O que as autoridades de trânsito farão desta vez para garantir a fluidez do tráfego? O mesmo de sempre, absolutamente nada. A discussão sobre mobilidade nas grandes cidades ainda assume basicamente ou o contorno de grandes obras ou contorno de manifestações contra aumentos do transporte público. Intervenções pontuais e necessárias ficam na esfera da burocracia, e a julgar pela expressiva piora no trânsito das principais capitais nordestinas, isto não é levado com a seriedade necessária.
Em geral o argumento oficial é que o problema se deve ao aumento dos veículos nas ruas. Isto é em parte verdade, mas apenas em parte. Se fosse só isso o trânsito seria homogêneo todo o ano, e percursos que são feitos em 20 minutos nas férias não levariam uma hora no período de aulas.
A grande questão é que os ajustes pontuais são impopulares, enquanto construir grandes obras elege os gestores. Um ajuste mais que recomendado é mudar os horários das escolas para não coincidirem com o horário comercial, outro é obrigar as escolas a criarem infraestrutura para os veículos pararem e não fazerem fila tripla nos corredores de tráfego. Sequer estruturar transporte coletivo para os alunos se faz, se deixa que o mercado resolva.

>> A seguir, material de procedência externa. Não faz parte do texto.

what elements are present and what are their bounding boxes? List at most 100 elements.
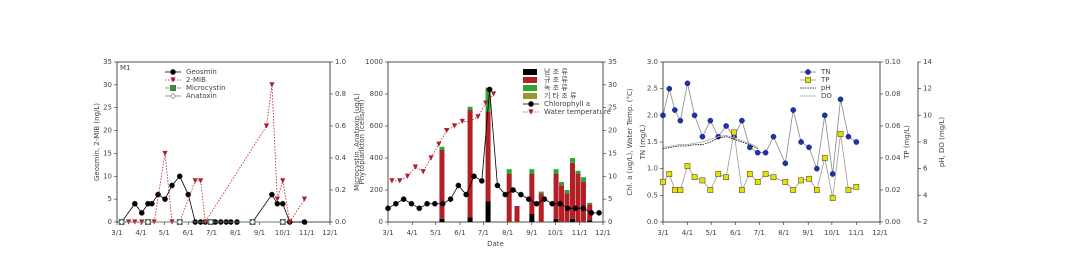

Tudo isto é conhecido, todos os anos se vê o mesmo, mas incomoda corrigir e eleitor não deve ser incomodado. Nem é preciso novas Leis, basta garantir o cumprimento das existentes. Enquanto houver bode expiatório para o tráfego, nada deve mudar. É mais um gasto desnecessário na conta do contribuinte.
1 comentários:
Outra alternativa interessante é a reversão do fluxo em determinadas avenidas (ou em pelo menos de parte dalas) durante os horários de pico. Só que isso demanda uma capacidade de planejamento que, infelizmente, os nossos gestores públicos parecem não ter.